Dauzirene da Costa Silva, de 50 anos, que estava em um desses mercados, contou que precisou reduzir o consumo de leite devido ao alto valor. A caixa com 10 unidades, que antes custava R$ 32, hoje chega a R$ 80, e não ela não consegue mais garantir o produto todos os dias para a família, que consumia três caixas no mês. “É muito difícil. Levamos como podemos, sempre buscando um lugar onde os preços caibam no bolso da gente. Viemos aqui para comprar pão, porque dá para a semana. Sai muito mais barato que no mercado”. 

Janaína Roberta Fábio, de 42 anos, também faz pesquisa de um supermercado para o outro. Porém, garante que não abre mão da buscar opções nutritiva dos alimentos, ainda que inclua processados e ultraprocessados no consumo.

Pântanos alimentares 

Uma pesquisa do Núcleo de Estudos e Pesquisas em Alimentação (Nepa) da Universidade Estadual de Campinas (Unicamp) apontou que, além do impacto do preço, a falta de acesso a alimentos in natura tem propiciado a busca pelos ultraprocessados. 

A pesquisa mapeou os chamados “pântanos alimentares”: regiões socioeconomicamente vulneráveis e que apresentam uma maior proporção de estabelecimentos que vendem alimentos ultraprocessados do que in natura. 

“O conceito de ‘pântano alimentar’ (junto com outros conceitos como deserto alimentar e apartheid alimentar), busca quantificar o acesso a alimentos in natura e minimamente processados em centros urbanos para ajudar no planejamento e formulação de medidas que visem ao combate das desigualdades de acesso a esses alimentos”, explica a mestre em Saúde Coletiva, Mariana Fagundes Grilo, que assina a pesquisa junto com a dra. Ana Clara Duran e Caroline de Menezes.

O estudo apontou que de 18 administrações regionais de Campinas, as regiões do Jardim Garcia, São Marcos, São Bernardo, Carlos Lourenço, Vila Lemos e dos DICs foram consideradas deficitárias no fornecimento de alimentos in natura. 

Hipertensão e obesidade

Sem acesso e condições para arcar com esses alimentos, o impacto acaba recaindo na saúde.
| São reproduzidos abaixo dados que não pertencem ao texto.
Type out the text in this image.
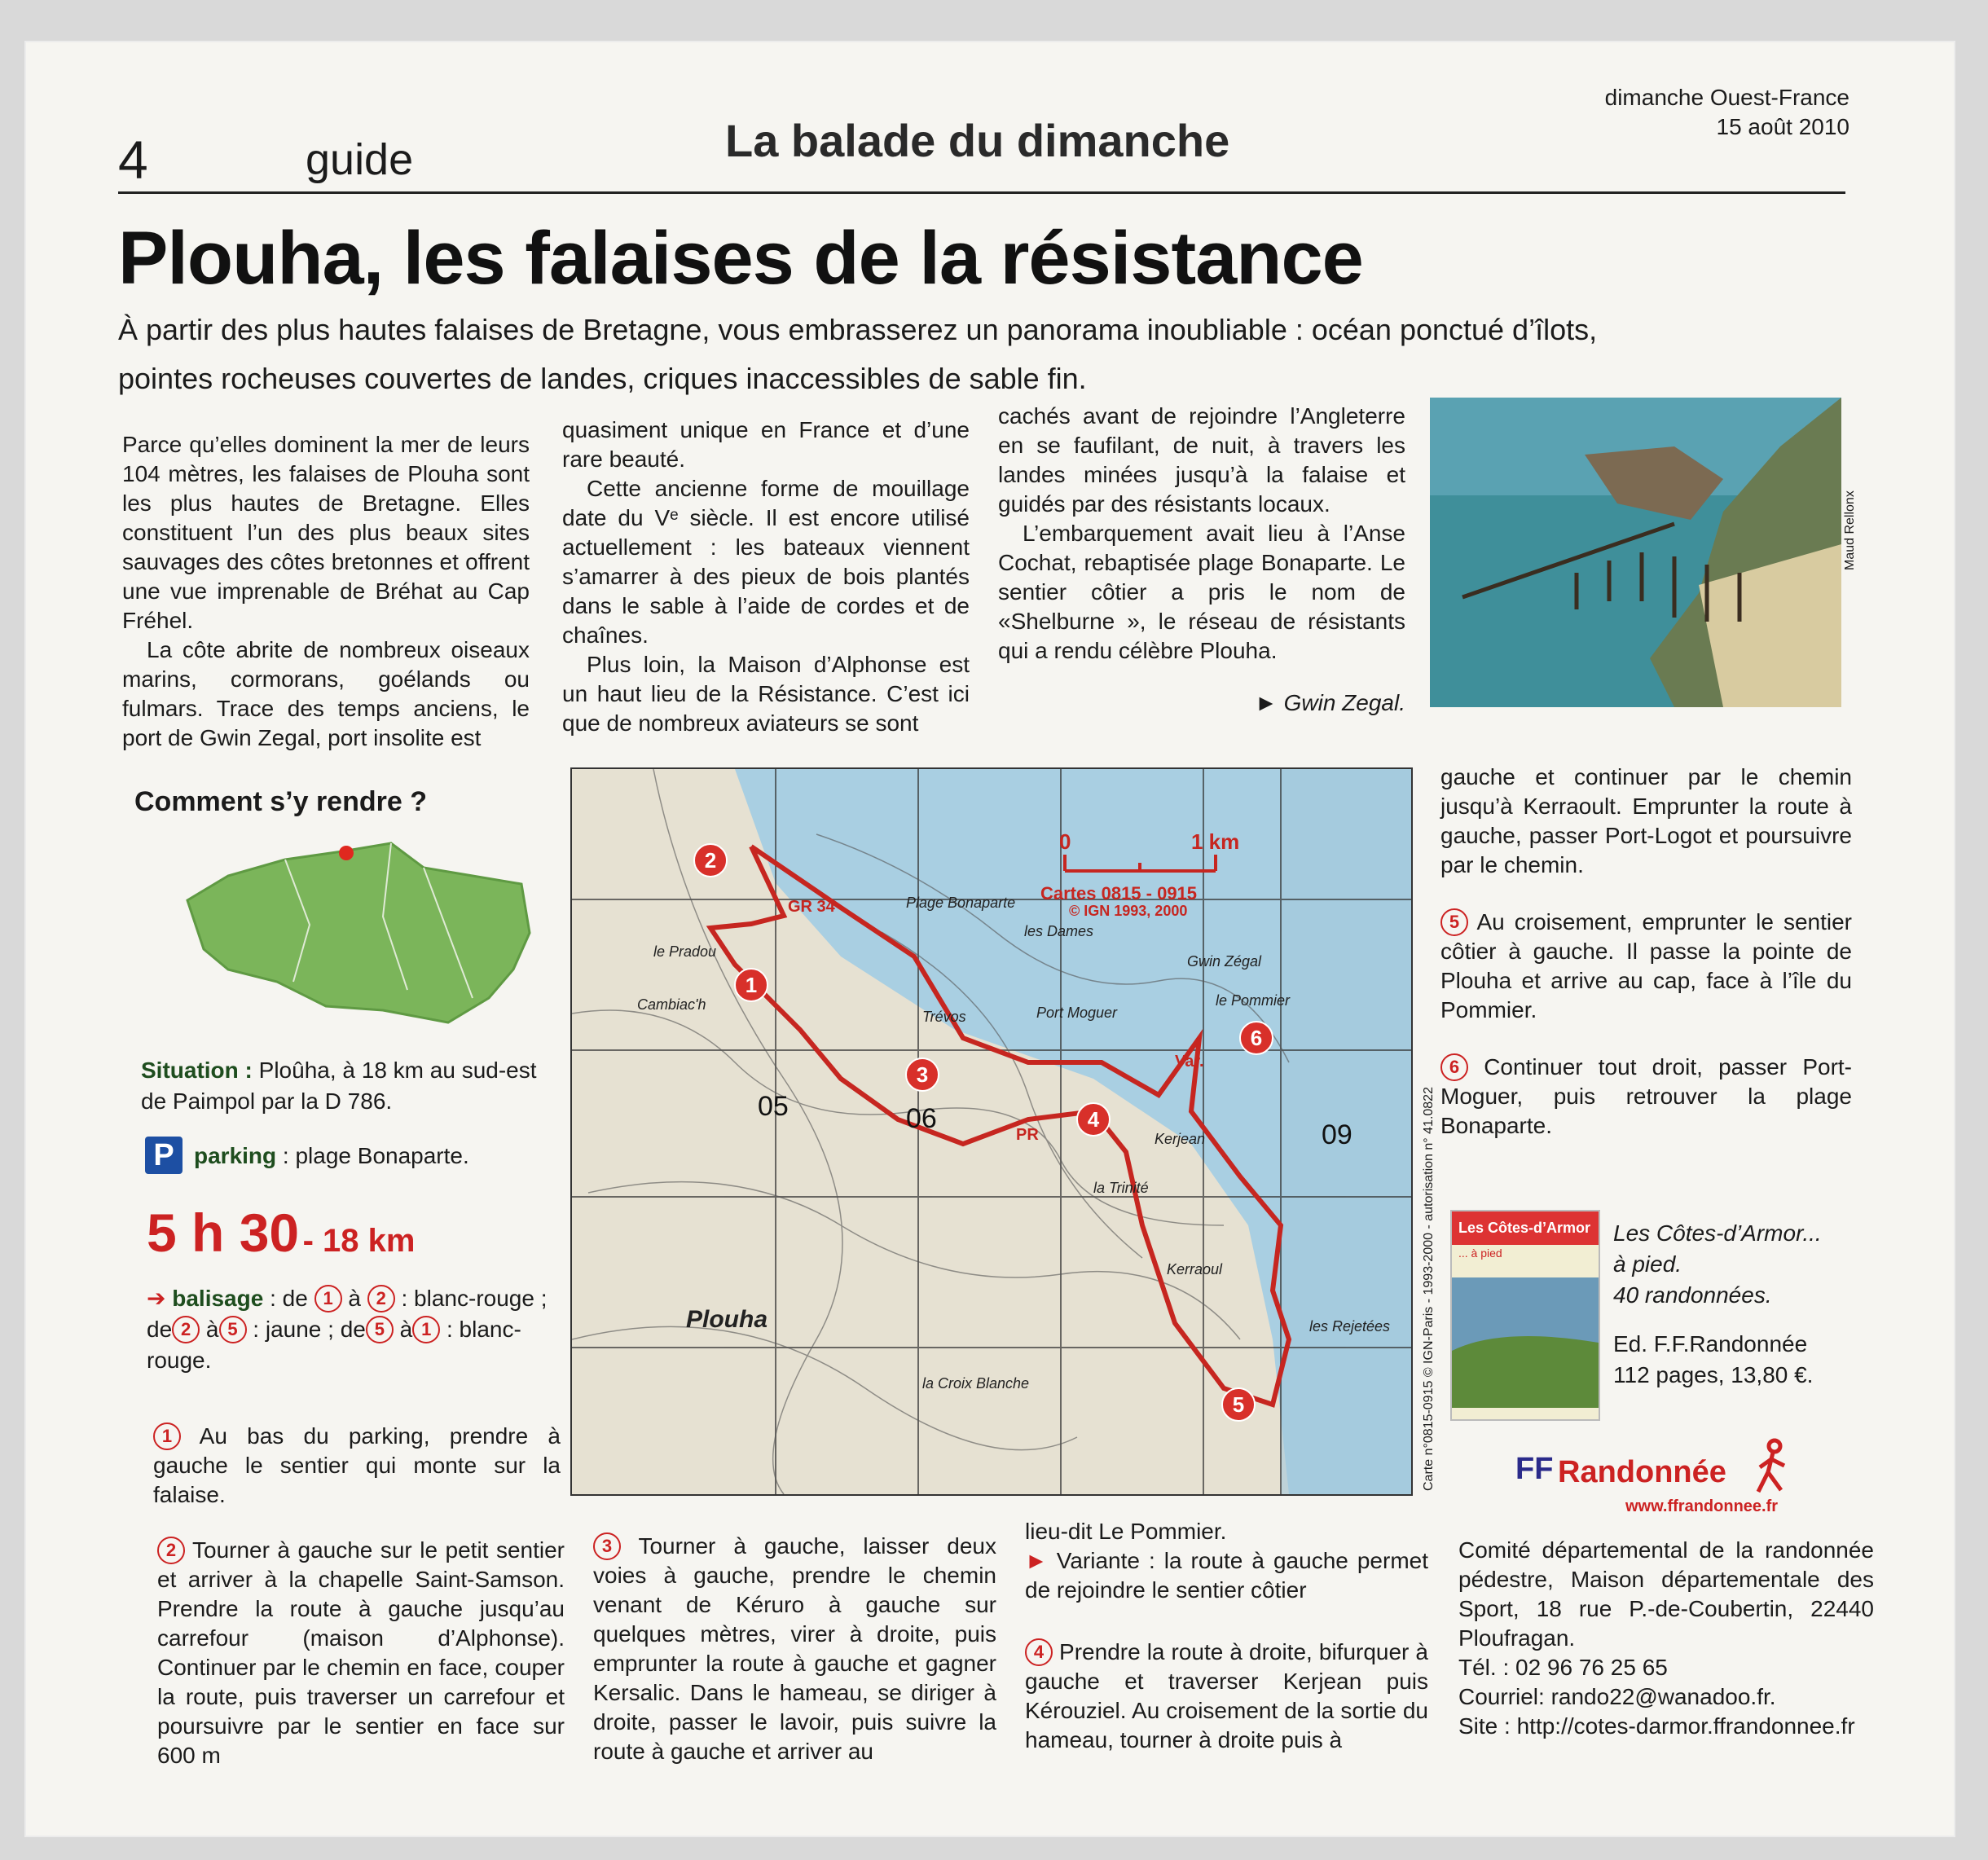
4	guide	La balade du dimanche
dimanche Ouest-France
15 août 2010
Plouha, les falaises de la résistance
À partir des plus hautes falaises de Bretagne, vous embrasserez un panorama inoubliable : océan ponctué d’îlots,
pointes rocheuses couvertes de landes, criques inaccessibles de sable fin.

Parce qu’elles dominent la mer de leurs 104 mètres, les falaises de Plouha sont les plus hautes de Bretagne. Elles constituent l’un des plus beaux sites sauvages des côtes bretonnes et offrent une vue imprenable de Bréhat au Cap Fréhel.

La côte abrite de nombreux oiseaux marins, cormorans, goélands ou fulmars. Trace des temps anciens, le port de Gwin Zegal, port insolite est

quasiment unique en France et d’une rare beauté.

Cette ancienne forme de mouillage date du Vᵉ siècle. Il est encore utilisé actuellement : les bateaux viennent s’amarrer à des pieux de bois plantés dans le sable à l’aide de cordes et de chaînes.

Plus loin, la Maison d’Alphonse est un haut lieu de la Résistance. C’est ici que de nombreux aviateurs se sont

cachés avant de rejoindre l’Angleterre en se faufilant, de nuit, à travers les landes minées jusqu’à la falaise et guidés par des résistants locaux.

L’embarquement avait lieu à l’Anse Cochat, rebaptisée plage Bonaparte. Le sentier côtier a pris le nom de «Shelburne », le réseau de résistants qui a rendu célèbre Plouha.

► Gwin Zegal.

Maud Rellonx
Comment s’y rendre ?
Situation : Ploûha, à 18 km au sud-est de Paimpol par la D 786.
P parking : plage Bonaparte.
5 h 30 - 18 km
➔ balisage : de 1 à 2 : blanc-rouge ; de 2 à 5 : jaune ; de 5 à 1 : blanc-rouge.

1 Au bas du parking, prendre à gauche le sentier qui monte sur la falaise.

2 Tourner à gauche sur le petit sentier et arriver à la chapelle Saint-Samson. Prendre la route à gauche jusqu’au carrefour (maison d’Alphonse). Continuer par le chemin en face, couper la route, puis traverser un carrefour et poursuivre par le sentier en face sur 600 m

3 Tourner à gauche, laisser deux voies à gauche, prendre le chemin venant de Kéruro à gauche sur quelques mètres, virer à droite, puis emprunter la route à gauche et gagner Kersalic. Dans le hameau, se diriger à droite, passer le lavoir, puis suivre la route à gauche et arriver au

lieu-dit Le Pommier.

► Variante : la route à gauche permet de rejoindre le sentier côtier

4 Prendre la route à droite, bifurquer à gauche et traverser Kerjean puis Kérouziel. Au croisement de la sortie du hameau, tourner à droite puis à

gauche et continuer par le chemin jusqu’à Kerraoult. Emprunter la route à gauche, passer Port-Logot et poursuivre par le chemin.

5 Au croisement, emprunter le sentier côtier à gauche. Il passe la pointe de Plouha et arrive au cap, face à l’île du Pommier.

6 Continuer tout droit, passer Port-Moguer, puis retrouver la plage Bonaparte.

1
2
3
4
5
6
0	1 km
Cartes 0815 - 0915
© IGN 1993, 2000
PR
GR 34
Var.
Plouha
Gwin Zégal
Plage Bonaparte
les Dames
le Pommier
les Rejetées
Kerjean
le Pradou
Cambiac'h
Trévos	Port Moguer
Kerraoul
la Trinité
la Croix Blanche
05	06
09	Carte n°0815-0915 © IGN-Paris - 1993-2000 - autorisation n° 41.0822	Les Côtes-d’Armor
... à pied
Les Côtes-d’Armor...
à pied.
40 randonnées.
Ed. F.F.Randonnée
112 pages, 13,80 €.
FF Randonnée
www.ffrandonnee.fr
Comité départemental de la randonnée pédestre, Maison départementale des Sport, 18 rue P.-de-Coubertin, 22440 Ploufragan.
Tél. : 02 96 76 25 65
Courriel: rando22@wanadoo.fr.
Site : http://cotes-darmor.ffrandonnee.fr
De acordo com a pesquisadora, já existem evidências que associam o consumo de ultraprocessados com o desenvolvimento de obesidade, maior risco de doenças cardiovasculares, diabetes tipo 2, de câncer de mama, além de depressão.

“As recomendações do ‘Guia Alimentar para a População Brasileira’ enfatizam uma alimentação baseada em alimentos in natura e minimamente processados, em que se evite os ultraprocessados, de todos os tipos”, pondera.
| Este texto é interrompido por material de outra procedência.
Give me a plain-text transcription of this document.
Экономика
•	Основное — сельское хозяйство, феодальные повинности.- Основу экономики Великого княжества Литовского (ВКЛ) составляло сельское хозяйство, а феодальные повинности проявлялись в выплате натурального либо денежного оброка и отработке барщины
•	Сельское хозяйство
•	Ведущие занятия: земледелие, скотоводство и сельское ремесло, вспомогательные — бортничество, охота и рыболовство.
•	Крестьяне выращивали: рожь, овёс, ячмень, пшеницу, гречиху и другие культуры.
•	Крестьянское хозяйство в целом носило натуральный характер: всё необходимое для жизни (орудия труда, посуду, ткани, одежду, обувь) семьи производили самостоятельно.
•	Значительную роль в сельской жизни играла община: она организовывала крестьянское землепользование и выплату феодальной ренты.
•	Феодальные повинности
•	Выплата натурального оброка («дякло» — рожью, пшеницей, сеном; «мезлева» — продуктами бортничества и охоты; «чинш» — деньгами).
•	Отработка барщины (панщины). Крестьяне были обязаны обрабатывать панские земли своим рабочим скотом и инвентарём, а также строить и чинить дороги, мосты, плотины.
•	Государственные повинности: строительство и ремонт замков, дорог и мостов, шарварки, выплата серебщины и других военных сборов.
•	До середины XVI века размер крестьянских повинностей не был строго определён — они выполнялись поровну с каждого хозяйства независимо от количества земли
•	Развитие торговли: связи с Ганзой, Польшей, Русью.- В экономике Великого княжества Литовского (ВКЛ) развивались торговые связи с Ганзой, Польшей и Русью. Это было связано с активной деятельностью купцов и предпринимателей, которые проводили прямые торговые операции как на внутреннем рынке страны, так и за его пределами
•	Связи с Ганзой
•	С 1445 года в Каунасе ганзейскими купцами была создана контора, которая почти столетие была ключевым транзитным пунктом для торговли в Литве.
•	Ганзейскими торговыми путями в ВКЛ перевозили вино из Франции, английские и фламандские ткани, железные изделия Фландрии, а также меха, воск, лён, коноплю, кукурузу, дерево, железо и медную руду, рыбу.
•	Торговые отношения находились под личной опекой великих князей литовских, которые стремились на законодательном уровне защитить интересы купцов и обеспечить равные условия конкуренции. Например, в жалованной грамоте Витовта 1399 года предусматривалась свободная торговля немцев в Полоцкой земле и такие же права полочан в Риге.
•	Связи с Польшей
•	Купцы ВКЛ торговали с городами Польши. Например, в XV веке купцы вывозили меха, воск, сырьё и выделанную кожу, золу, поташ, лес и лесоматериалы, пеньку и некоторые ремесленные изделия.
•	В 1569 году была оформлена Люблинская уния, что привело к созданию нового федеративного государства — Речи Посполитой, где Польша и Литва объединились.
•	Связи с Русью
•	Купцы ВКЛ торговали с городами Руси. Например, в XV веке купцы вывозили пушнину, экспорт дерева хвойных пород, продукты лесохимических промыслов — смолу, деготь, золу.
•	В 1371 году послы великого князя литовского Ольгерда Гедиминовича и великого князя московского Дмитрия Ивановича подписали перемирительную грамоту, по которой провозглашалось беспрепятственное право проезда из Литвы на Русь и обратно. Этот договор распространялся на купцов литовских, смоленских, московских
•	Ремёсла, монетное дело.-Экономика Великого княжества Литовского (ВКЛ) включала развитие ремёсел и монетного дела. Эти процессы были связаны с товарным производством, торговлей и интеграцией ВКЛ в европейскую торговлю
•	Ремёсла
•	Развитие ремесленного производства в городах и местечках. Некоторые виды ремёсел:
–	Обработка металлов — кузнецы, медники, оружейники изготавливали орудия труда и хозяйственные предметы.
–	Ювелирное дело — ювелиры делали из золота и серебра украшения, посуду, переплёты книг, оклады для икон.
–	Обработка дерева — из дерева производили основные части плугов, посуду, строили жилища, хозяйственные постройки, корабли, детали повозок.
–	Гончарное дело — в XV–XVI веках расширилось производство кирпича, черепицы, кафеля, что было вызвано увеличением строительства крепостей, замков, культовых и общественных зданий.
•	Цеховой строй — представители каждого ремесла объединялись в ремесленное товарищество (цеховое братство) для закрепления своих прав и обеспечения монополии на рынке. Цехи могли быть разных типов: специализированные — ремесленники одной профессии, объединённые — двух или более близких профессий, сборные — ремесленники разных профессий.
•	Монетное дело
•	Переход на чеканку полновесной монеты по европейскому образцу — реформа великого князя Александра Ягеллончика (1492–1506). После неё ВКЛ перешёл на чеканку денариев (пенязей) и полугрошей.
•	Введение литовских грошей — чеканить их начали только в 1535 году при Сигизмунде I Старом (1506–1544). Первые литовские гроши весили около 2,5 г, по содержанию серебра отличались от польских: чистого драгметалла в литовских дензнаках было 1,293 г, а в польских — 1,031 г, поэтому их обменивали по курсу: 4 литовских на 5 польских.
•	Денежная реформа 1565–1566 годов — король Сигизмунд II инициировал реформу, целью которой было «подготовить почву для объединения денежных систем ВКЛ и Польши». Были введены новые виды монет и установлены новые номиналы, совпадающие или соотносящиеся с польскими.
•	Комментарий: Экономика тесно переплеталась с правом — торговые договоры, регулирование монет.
O mesmo é defendido pela nutricionista e diretora da Faculdade de Nutrição da Pontifícia Universidade Católica (PUC) de Campinas, Mara Lígia Bachelli, que acrescenta impactos ainda maiores em crianças, devido à fase de desenvolvimento.
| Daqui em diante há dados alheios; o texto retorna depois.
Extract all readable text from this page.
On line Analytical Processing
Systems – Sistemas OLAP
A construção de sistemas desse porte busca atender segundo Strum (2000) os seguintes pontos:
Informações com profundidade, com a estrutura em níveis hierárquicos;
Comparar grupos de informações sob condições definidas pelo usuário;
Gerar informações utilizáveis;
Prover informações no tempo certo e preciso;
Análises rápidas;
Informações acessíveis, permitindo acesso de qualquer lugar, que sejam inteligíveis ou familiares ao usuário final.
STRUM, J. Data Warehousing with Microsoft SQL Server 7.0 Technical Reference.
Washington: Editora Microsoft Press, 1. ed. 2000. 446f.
Como não há uma métrica para o consumo desses itens, ela orienta para que a população esteja atenta aos rótulos dos produtos e, sempre que possível, produza a própria refeição. 

“Todos os alimentos que tiverem mais de quatro ingredientes são ultraprocessados e devem ser evitados ao máximo. Não é proibido, mas não pode ser a base da alimentação”, frisa.